Texto de Inajá Martins de Almeida
Quando nos atemos aos grandes feitos dos homens no passado,
Moisés claramente nos vem como o libertador de uma nação. Personagem bíblico
amplamente divulgado em livros, filmes, telas de pintores.
A quem se pode omitir a presença impoluta no monte Horebe detendo
as tábuas da lei nas mãos – Os Dez Mandamentos. Entretanto, uma mãe,
estrategista, articuladora, sábia, embora escrava, clama por estas linhas –
Joquebede.
Ora, uma nação eleita por Deus, mas cativa de um povo em
terras e cultura estranha? Uma nação que crescia ao ponto de assombrar os
poderosos do momento? Uma nação a quem lhe era imputada a pena de ver seus
primogênitos serem lançados nas águas do grande rio Nilo, ou exterminados no
nascimento, por estrangulamento, faz quedar em conjeturas esta que se prostra
ante os fatos.
Estranho sim! Uma nação separada, escolhida. Uma nação
escrava. Mas... A Palavra narra. Êxodo – o caminho. A saída. A partida.
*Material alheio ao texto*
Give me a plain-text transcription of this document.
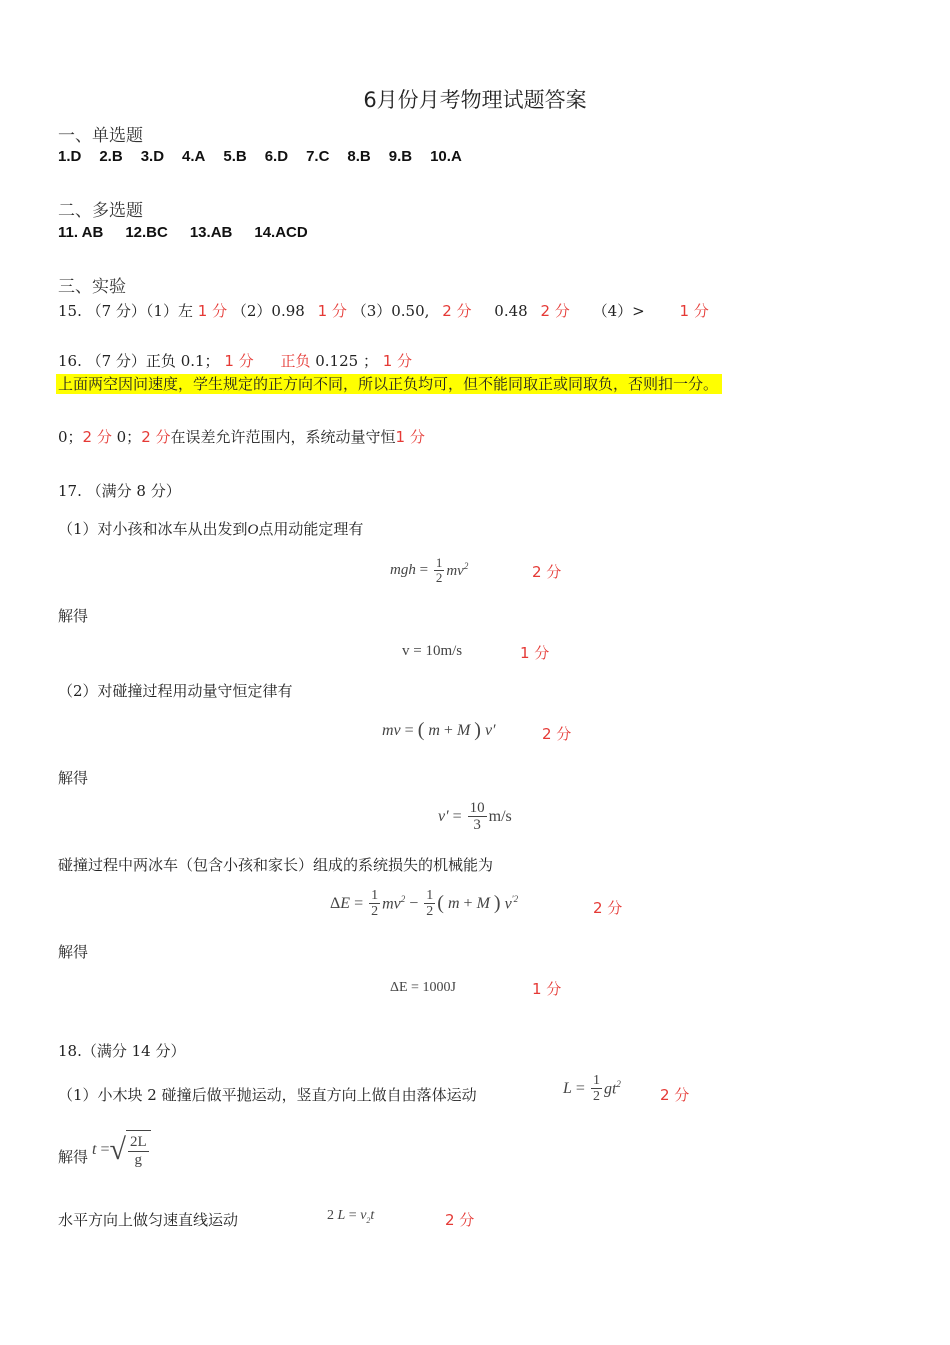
6月份月考物理试题答案
一、单选题
1.D 2.B 3.D 4.A 5.B 6.D 7.C 8.B 9.B 10.A
二、多选题
11. AB 12.BC 13.AB 14.ACD
三、实验
15. （7 分）（1）左 1 分 （2）0.98 1 分 （3）0.50, 2 分 0.48 2 分 （4）> 1 分
16. （7 分）正负 0.1； 1 分 正负 0.125 ； 1 分
上面两空因问速度，学生规定的正方向不同，所以正负均可，但不能同取正或同取负，否则扣一分。
0；2 分 0；2 分在误差允许范围内，系统动量守恒1 分
17. （满分 8 分）
（1）对小孩和冰车从出发到O点用动能定理有
mgh = $\frac{1}{2} mv^2$	2 分
解得
v = 10m/s	1 分
（2）对碰撞过程用动量守恒定律有
mv = ( m + M ) v′	2 分
解得
$v' = \frac{10}{3} m/s$
碰撞过程中两冰车（包含小孩和家长）组成的系统损失的机械能为
Δ $E = \frac{1}{2} mv^2 - \frac{1}{2}$ ( m + M ) $v^{'2}$
2 分
解得
ΔE = 1000J	1 分
18.（满分 14 分）
（1）小木块 2 碰撞后做平抛运动，竖直方向上做自由落体运动	$L = \frac{1}{2} gt^2$
2 分
解得 t = √ $\frac{2L}{g}$
水平方向上做匀速直线运动	2
$L = v_2t$	2 分
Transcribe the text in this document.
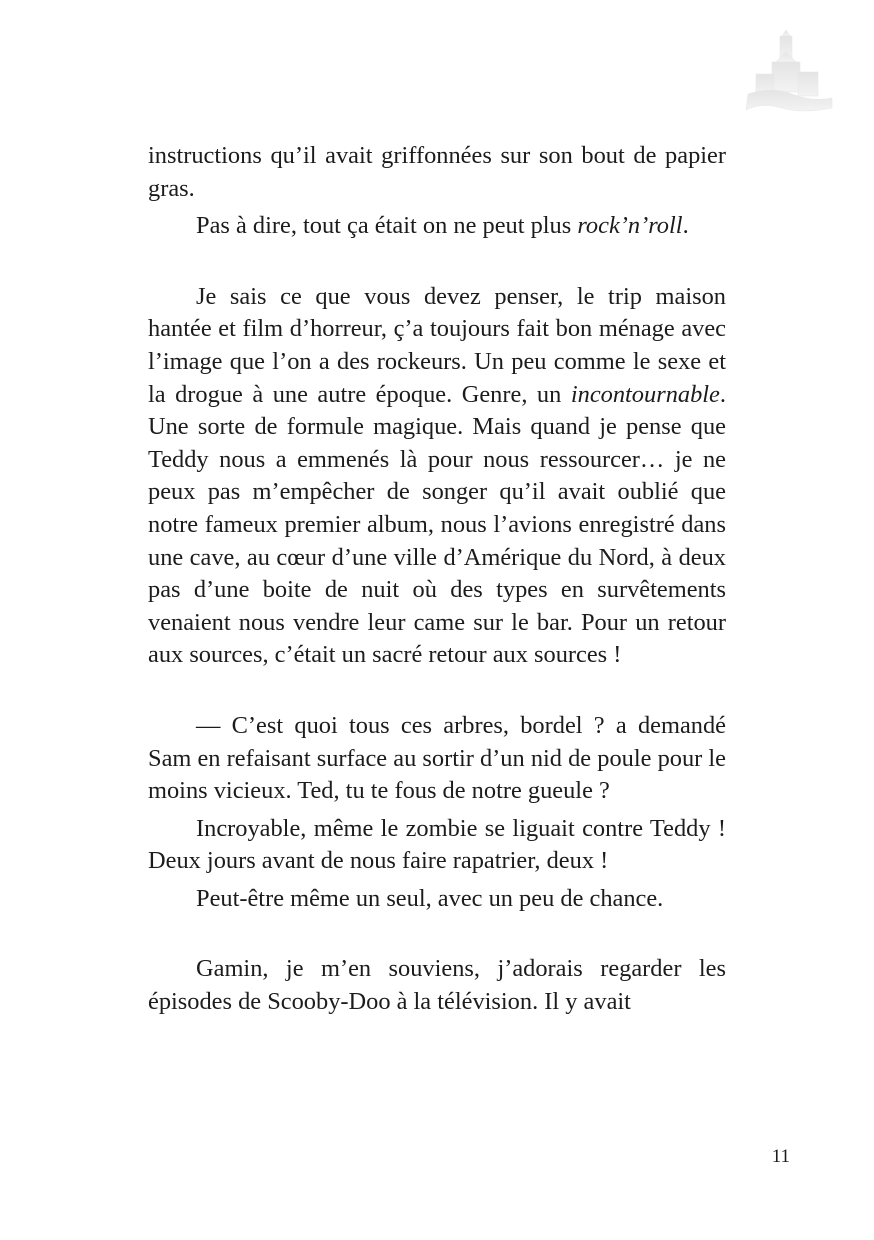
instructions qu’il avait griffonnées sur son bout de papier gras.

Pas à dire, tout ça était on ne peut plus rock’n’roll.

Je sais ce que vous devez penser, le trip maison hantée et film d’horreur, ç’a toujours fait bon ménage avec l’image que l’on a des rockeurs. Un peu comme le sexe et la drogue à une autre époque. Genre, un incontournable. Une sorte de formule magique. Mais quand je pense que Teddy nous a emmenés là pour nous ressourcer… je ne peux pas m’empêcher de songer qu’il avait oublié que notre fameux premier album, nous l’avions enregistré dans une cave, au cœur d’une ville d’Amérique du Nord, à deux pas d’une boite de nuit où des types en survêtements venaient nous vendre leur came sur le bar. Pour un retour aux sources, c’était un sacré retour aux sources !

— C’est quoi tous ces arbres, bordel ? a demandé Sam en refaisant surface au sortir d’un nid de poule pour le moins vicieux. Ted, tu te fous de notre gueule ?

Incroyable, même le zombie se liguait contre Teddy ! Deux jours avant de nous faire rapatrier, deux !

Peut-être même un seul, avec un peu de chance.

Gamin, je m’en souviens, j’adorais regarder les épisodes de Scooby-Doo à la télévision. Il y avait

11
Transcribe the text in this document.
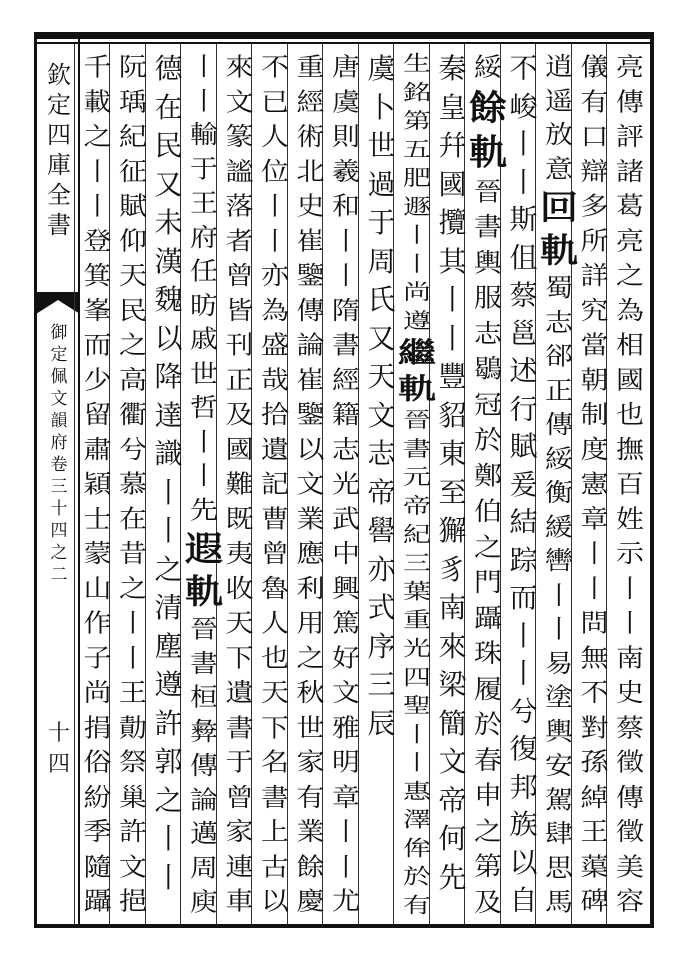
欽
定
四
庫
全
書
御
定
佩
文
韻
府
卷
三
十
四
之
二
十四
亮
傳
評
諸
葛
亮
之
為
相
國
也
撫
百
姓
示
丨
丨
南
史
蔡
徵
傳
徵
美
容
儀
有
口
辯
多
所
詳
究
當
朝
制
度
憲
章
丨
丨
問
無
不
對
孫
綽
王
蕖
碑
逍
遥
放
意
回
軌
蜀
志
郤
正
傳
綏
衡
緩
轡
丨
丨
易
塗
輿
安
駕
肆
思
馬
不
峻
丨
丨
斯
伹
蔡
邕
述
行
賦
爰
結
踪
而
丨
丨
兮
復
邦
族
以
自
綏
餘
軌
晉
書
輿
服
志
鶡
冠
於
鄭
伯
之
門
躡
珠
履
於
春
申
之
第
及
秦
皇
幷
國
攬
其
丨
丨
豐
貂
東
至
獬
豸
南
來
梁
簡
文
帝
何
先
生
銘
第
五
肥
遯
丨
丨
尚
遵
繼
軌
晉
書
元
帝
紀
三
葉
重
光
四
聖
丨
丨
惠
澤
侔
於
有
虞
卜
世
過
于
周
氏
又
天
文
志
帝
嚳
亦
式
序
三
辰
唐
虞
則
羲
和
丨
丨
隋
書
經
籍
志
光
武
中
興
篤
好
文
雅
明
章
丨
丨
尤
重
經
術
北
史
崔
鑒
傳
論
崔
鑒
以
文
業
應
利
用
之
秋
世
家
有
業
餘
慶
不
已
人
位
丨
丨
亦
為
盛
哉
拾
遺
記
曹
曾
魯
人
也
天
下
名
書
上
古
以
來
文
篆
謐
落
者
曾
皆
刊
正
及
國
難
既
夷
收
天
下
遺
書
于
曾
家
連
車
丨
丨
輸
于
王
府
任
昉
戚
世
哲
丨
丨
先
遐
軌
晉
書
桓
彜
傳
論
邁
周
庾
德
在
民
又
未
漢
魏
以
降
達
識
丨
丨
之
清
塵
遵
許
郭
之
丨
丨
阮
瑀
紀
征
賦
仰
天
民
之
高
衢
兮
慕
在
昔
之
丨
丨
王
勣
祭
巢
許
文
挹
千
載
之
丨
丨
登
箕
峯
而
少
留
肅
穎
士
蒙
山
作
子
尚
捐
俗
紛
季
隨
躡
Distante em séculos, o estudo presente em sala de aula ativa
mentes e corações. Um professor que relata os fatos. Alunos atentos. Um ponto
de vista que divisa nova vista. Uma linha almeja e tece pontos.
Eram os egípcios, que iriam deixar suas marcas, gerações
vindouras, por meio de suntuosas construções. Escritas estranhas, coloridas e
vibrantes, decorridos séculos, envolveriam “champoliões” a decifrar hieróglifos.
Faraós se apresentariam como conquistadores em dinastias
longas e impetuosos. “Pastores cativos” – hicsos – formariam períodos
administrativos, interpondo-se a sequência numérica do período de anos.
A fome imperava. O Egito se apresentava majestoso. José
governava. Jacó, agora Israel, sem o perceber, sem o saber, vai ao encontro do
filho sonhador. Vendido como escravo, agora tem em suas mãos a chave que trará
fartura ao seu povo que ali, no Egito faz morada.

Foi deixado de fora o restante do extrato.